Christine Marek Familienstaatssekretärin a.D. |
Treffen die Expertenschätzungen von jährlich 30.000 bis 40.000 Abtreibungen pro Jahr zu, wäre Österreich eines jener europäischen Länder, in denen pro Jahr die meisten Schwangerschaftsabbrüche stattfinden. Mit seiner abwehrenden Haltung gegen die Erhebung von Daten stehe Österreich europaweit relativ alleine: Nur noch Luxemburg verfüge laut Marek über keine statistische anonyme Erhebung zu Schwangerschaftsabbrüchen.
Kein Verständnis hat Marek für den Einwand, Frauen seien vor einer beabsichtigten Abtreibung in einer psychischen Ausnahmesituation und Befragungen daher unzumutbar. Dies sei "völlig aus der Luft gegriffen", da der behandelnde Arzt ohnehin über die notwendigen Daten, wie etwa Alter, Familiensituation oder Wohnort, verfügen würde. "Abgesehen davon ist anzunehmen, dass ein Arzt vor dem Eingriff auf jeden Fall ein Gespräch mit der betroffenen Frau führt, im Zuge dessen er in der Regel Näheres über die Motive, die zu der Entscheidung geführt haben, erfährt", so die Politikerin.

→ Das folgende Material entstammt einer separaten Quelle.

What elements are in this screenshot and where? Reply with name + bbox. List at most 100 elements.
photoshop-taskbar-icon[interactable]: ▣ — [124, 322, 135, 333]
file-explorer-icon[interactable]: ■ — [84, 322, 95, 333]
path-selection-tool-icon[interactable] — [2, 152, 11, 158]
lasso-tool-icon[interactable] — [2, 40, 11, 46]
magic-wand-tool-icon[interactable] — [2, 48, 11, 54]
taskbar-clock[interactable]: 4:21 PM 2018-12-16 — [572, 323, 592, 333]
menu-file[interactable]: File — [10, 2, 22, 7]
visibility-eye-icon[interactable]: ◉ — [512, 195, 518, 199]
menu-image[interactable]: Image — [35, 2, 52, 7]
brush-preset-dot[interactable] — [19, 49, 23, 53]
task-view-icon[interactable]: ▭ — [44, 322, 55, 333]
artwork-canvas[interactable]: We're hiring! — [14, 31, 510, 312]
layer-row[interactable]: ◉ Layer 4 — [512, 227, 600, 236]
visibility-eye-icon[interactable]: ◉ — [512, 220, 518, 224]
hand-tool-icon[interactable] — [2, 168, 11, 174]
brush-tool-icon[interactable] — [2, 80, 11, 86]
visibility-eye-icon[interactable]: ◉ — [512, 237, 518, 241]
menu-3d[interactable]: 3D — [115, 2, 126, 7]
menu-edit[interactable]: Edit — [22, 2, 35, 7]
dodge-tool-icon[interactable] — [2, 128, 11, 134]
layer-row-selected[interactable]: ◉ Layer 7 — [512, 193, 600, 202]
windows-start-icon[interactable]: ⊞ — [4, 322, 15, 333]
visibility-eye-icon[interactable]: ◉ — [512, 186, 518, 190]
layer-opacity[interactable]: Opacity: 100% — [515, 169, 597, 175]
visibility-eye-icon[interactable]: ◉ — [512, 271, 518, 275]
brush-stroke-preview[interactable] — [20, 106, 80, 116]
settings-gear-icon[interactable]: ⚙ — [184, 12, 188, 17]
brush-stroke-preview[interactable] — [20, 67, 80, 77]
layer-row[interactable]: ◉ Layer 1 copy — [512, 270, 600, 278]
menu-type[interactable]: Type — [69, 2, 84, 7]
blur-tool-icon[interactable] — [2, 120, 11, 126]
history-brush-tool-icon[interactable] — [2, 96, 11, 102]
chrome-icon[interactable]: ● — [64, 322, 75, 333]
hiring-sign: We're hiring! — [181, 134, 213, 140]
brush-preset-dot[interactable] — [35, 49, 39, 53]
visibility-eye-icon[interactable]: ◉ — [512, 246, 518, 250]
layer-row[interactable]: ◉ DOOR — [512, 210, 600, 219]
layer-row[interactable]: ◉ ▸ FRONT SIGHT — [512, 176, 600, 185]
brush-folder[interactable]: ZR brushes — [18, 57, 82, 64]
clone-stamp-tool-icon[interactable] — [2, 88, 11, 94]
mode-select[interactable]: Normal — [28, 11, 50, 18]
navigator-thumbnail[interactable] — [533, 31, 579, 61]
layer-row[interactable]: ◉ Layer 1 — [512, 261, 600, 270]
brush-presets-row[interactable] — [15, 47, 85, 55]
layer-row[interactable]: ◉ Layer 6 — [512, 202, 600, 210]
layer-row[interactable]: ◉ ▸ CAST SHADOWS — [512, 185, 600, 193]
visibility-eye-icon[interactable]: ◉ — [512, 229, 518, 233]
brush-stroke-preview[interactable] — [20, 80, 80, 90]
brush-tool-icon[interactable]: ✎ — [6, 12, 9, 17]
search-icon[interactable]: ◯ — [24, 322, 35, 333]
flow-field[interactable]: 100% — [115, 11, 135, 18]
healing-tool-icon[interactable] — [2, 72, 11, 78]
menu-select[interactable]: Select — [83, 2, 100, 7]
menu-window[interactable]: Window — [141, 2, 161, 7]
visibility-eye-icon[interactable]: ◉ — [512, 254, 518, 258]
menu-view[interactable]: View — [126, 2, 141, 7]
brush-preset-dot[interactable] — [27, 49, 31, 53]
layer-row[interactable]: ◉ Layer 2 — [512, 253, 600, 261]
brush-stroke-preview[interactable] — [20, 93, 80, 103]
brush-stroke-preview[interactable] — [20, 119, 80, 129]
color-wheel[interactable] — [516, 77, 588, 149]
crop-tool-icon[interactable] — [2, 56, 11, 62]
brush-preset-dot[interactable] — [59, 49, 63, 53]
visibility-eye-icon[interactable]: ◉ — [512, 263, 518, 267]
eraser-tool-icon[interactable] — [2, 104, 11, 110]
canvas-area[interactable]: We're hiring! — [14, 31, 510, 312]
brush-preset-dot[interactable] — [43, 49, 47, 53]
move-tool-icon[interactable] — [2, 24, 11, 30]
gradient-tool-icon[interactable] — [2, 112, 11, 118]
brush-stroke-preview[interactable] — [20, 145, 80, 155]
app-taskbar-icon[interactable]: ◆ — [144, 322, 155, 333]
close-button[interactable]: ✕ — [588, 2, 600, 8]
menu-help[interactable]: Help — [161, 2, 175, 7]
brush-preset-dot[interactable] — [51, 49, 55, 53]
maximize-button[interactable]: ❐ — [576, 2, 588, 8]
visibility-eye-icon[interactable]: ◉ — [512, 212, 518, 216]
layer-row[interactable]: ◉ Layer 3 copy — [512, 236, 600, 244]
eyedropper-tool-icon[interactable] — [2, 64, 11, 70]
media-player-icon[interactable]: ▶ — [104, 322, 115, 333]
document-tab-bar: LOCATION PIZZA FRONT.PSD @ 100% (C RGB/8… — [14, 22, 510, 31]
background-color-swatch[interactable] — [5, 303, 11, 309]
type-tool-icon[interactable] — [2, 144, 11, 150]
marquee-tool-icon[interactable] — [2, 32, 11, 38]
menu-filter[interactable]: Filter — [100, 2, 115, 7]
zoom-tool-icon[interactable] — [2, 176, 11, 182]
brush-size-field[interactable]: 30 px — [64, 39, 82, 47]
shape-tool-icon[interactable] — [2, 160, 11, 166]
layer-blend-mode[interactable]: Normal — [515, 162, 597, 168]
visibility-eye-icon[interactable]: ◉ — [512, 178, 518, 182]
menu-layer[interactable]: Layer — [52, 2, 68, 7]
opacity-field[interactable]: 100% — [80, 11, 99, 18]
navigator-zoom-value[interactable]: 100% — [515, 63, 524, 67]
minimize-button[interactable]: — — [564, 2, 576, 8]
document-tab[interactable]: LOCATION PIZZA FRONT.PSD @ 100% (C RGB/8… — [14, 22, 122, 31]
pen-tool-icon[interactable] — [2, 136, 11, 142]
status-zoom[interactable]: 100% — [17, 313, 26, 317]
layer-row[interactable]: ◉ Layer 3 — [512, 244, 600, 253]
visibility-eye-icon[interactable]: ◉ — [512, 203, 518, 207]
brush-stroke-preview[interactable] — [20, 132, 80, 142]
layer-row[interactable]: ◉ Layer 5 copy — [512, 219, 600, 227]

Bei invasiven Eingriff längst Regel
Dass in Österreich "jede Hüft- und Knieoperation, jede Blinddarmentfernung" nach klaren Vorgaben einem Zentralregister gemeldet werden muss, gab die Wiener Chirurgin Hildegunde Piza zu bedenken, die ebenfalls von der "Aktion Leben" als Unterstützerin angeführt wird. Ein Schwangerschaftsabbruch sei ebenfalls ein invasiver Eingriff, "noch dazu einer mit einer hohen psychischen und sozialen Komponente sowie schwerwiegenden, mitunter auch seelischen Folgen für die Betroffenen." Die statistische Erfassung sei hier laut Piza "mehr als vernünftig".
Mit der bis 15. Dezember 2014 laufenden Bürgerinitiative will der überkonfessionelle Verein "Aktion Leben" die gesetzliche Verankerung einer jährlichen anonymen Erhebung von Abtreibungszahlen und eine regelmäßige Erforschung der Motive für Schwangerschaftsabbrüche erreichen. Die österreichischen Bischöfe unterstützen die Petition.